Creative Connections & Client Communications
Counseling Insights, July 31, 2010Take a Seat; Let's talk!
Very often, the client will understand much, but still remain in a quandary about what to do. Indecision understandably reigns with many large issues; the single-session procedural frame of mind in the astrological consultation needs a boost for impact, with such large decisions.
Sometimes as well, clients are habitually indecisive; they have never had their judgment reinforced in their development and feel stranded when someone is not making decisions for them. In other words, a decision must be made; now, how are "we" going to make that decision? And, we must remember, no matter how great the measurements are about opportunity, for example, the decision will have to be made or nothing will happen. Perhaps there has been a lifelong stagnation present because of indecision, and for the best of times, that habit must be relinquished.
The answers are within; the client must bring them out, must let evaluation 'ring out' for practical planning.
Here is a technique that you can recommend to your client to do on her/his own. It is called "Take a Seat; let's talk!" or "Ask a friend." --The client is going to talk out the issues with fewer of the normal encumbrances.

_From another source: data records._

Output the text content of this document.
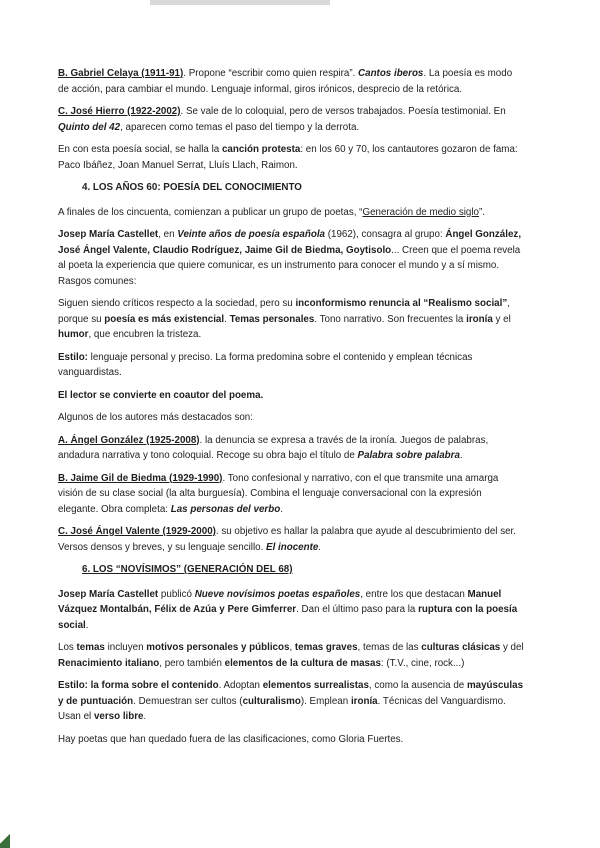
B. Gabriel Celaya (1911-91). Propone “escribir como quien respira”. Cantos iberos. La poesía es modo de acción, para cambiar el mundo. Lenguaje informal, giros irónicos, desprecio de la retórica.

C. José Hierro (1922-2002). Se vale de lo coloquial, pero de versos trabajados. Poesía testimonial. En Quinto del 42, aparecen como temas el paso del tiempo y la derrota.

En con esta poesía social, se halla la canción protesta: en los 60 y 70, los cantautores gozaron de fama: Paco Ibáñez, Joan Manuel Serrat, Lluís Llach, Raimon.

4. LOS AÑOS 60: POESÍA DEL CONOCIMIENTO

A finales de los cincuenta, comienzan a publicar un grupo de poetas, “Generación de medio siglo”.

Josep María Castellet, en Veinte años de poesía española (1962), consagra al grupo: Ángel González, José Ángel Valente, Claudio Rodríguez, Jaime Gil de Biedma, Goytisolo... Creen que el poema revela al poeta la experiencia que quiere comunicar, es un instrumento para conocer el mundo y a sí mismo. Rasgos comunes:

Siguen siendo críticos respecto a la sociedad, pero su inconformismo renuncia al “Realismo social”, porque su poesía es más existencial. Temas personales. Tono narrativo. Son frecuentes la ironía y el humor, que encubren la tristeza.

Estilo: lenguaje personal y preciso. La forma predomina sobre el contenido y emplean técnicas vanguardistas.

El lector se convierte en coautor del poema.

Algunos de los autores más destacados son:

A. Ángel González (1925-2008). la denuncia se expresa a través de la ironía. Juegos de palabras, andadura narrativa y tono coloquial. Recoge su obra bajo el título de Palabra sobre palabra.

B. Jaime Gil de Biedma (1929-1990). Tono confesional y narrativo, con el que transmite una amarga visión de su clase social (la alta burguesía). Combina el lenguaje conversacional con la expresión elegante. Obra completa: Las personas del verbo.

C. José Ángel Valente (1929-2000). su objetivo es hallar la palabra que ayude al descubrimiento del ser. Versos densos y breves, y su lenguaje sencillo. El inocente.

6. LOS “NOVÍSIMOS” (GENERACIÓN DEL 68)

Josep María Castellet publicó Nueve novísimos poetas españoles, entre los que destacan Manuel Vázquez Montalbán, Félix de Azúa y Pere Gimferrer. Dan el último paso para la ruptura con la poesía social.

Los temas incluyen motivos personales y públicos, temas graves, temas de las culturas clásicas y del Renacimiento italiano, pero también elementos de la cultura de masas: (T.V., cine, rock...)

Estilo: la forma sobre el contenido. Adoptan elementos surrealistas, como la ausencia de mayúsculas y de puntuación. Demuestran ser cultos (culturalismo). Emplean ironía. Técnicas del Vanguardismo. Usan el verso libre.

Hay poetas que han quedado fuera de las clasificaciones, como Gloria Fuertes.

Who has not ever talked aloud with himself, with God, with a trusted long-time friend? Getting the stuff of indecision out into the open helps us see where to go. We gradually hear the solution.
To repeat: existentially, a case can be made for the fact that the client will indeed already know the answer to the situation requiring decision. It just must be brought out., and that is what this technique can do.
--Recommendation: the client brings two chairs to the middle of a room. He sits in one and imagines a friend, a trusted articulate friend, sitting in the other. [The chairs should be close enough so that it would be comfortable for two people to sit together and one could reach out and touch the other.]
That friend (imaginarily sitting in the other chair) has a problem similar to his (your client's) and while he is very articulate about the pros and cons, is slow on taking any action about it, just as your client is. This is an opportunity to talk the issue out.
The client should start talking strongly, in a persuasive tone, making his case aloud to the imaginary friend in the second chair, about what he (the client) thinks the friend should do, i.e., "Really talk it over with your friend; make your case and his as you see them. Tell it as it is. --The client should really get into it (and that does take place in a few moments). The mind presses forward with all the arguments, and out pops some illuminated thinking, very often a bottom-line to the issue.
The reason this simple technique works well so very often is because the give-and-take positioning of the two chairs, the privacy, the deep need for resolution establish objectification that makes understanding and value judgment easier.
--Imagine a talk about "staying married" . the pros and cons, accomplished aloud in privacy, out loud, with no holds barred. In a few minutes, it is fascinating what your client will hear from within.
Try it yourself; suggest it to your clients when the situation of indecision presents itself.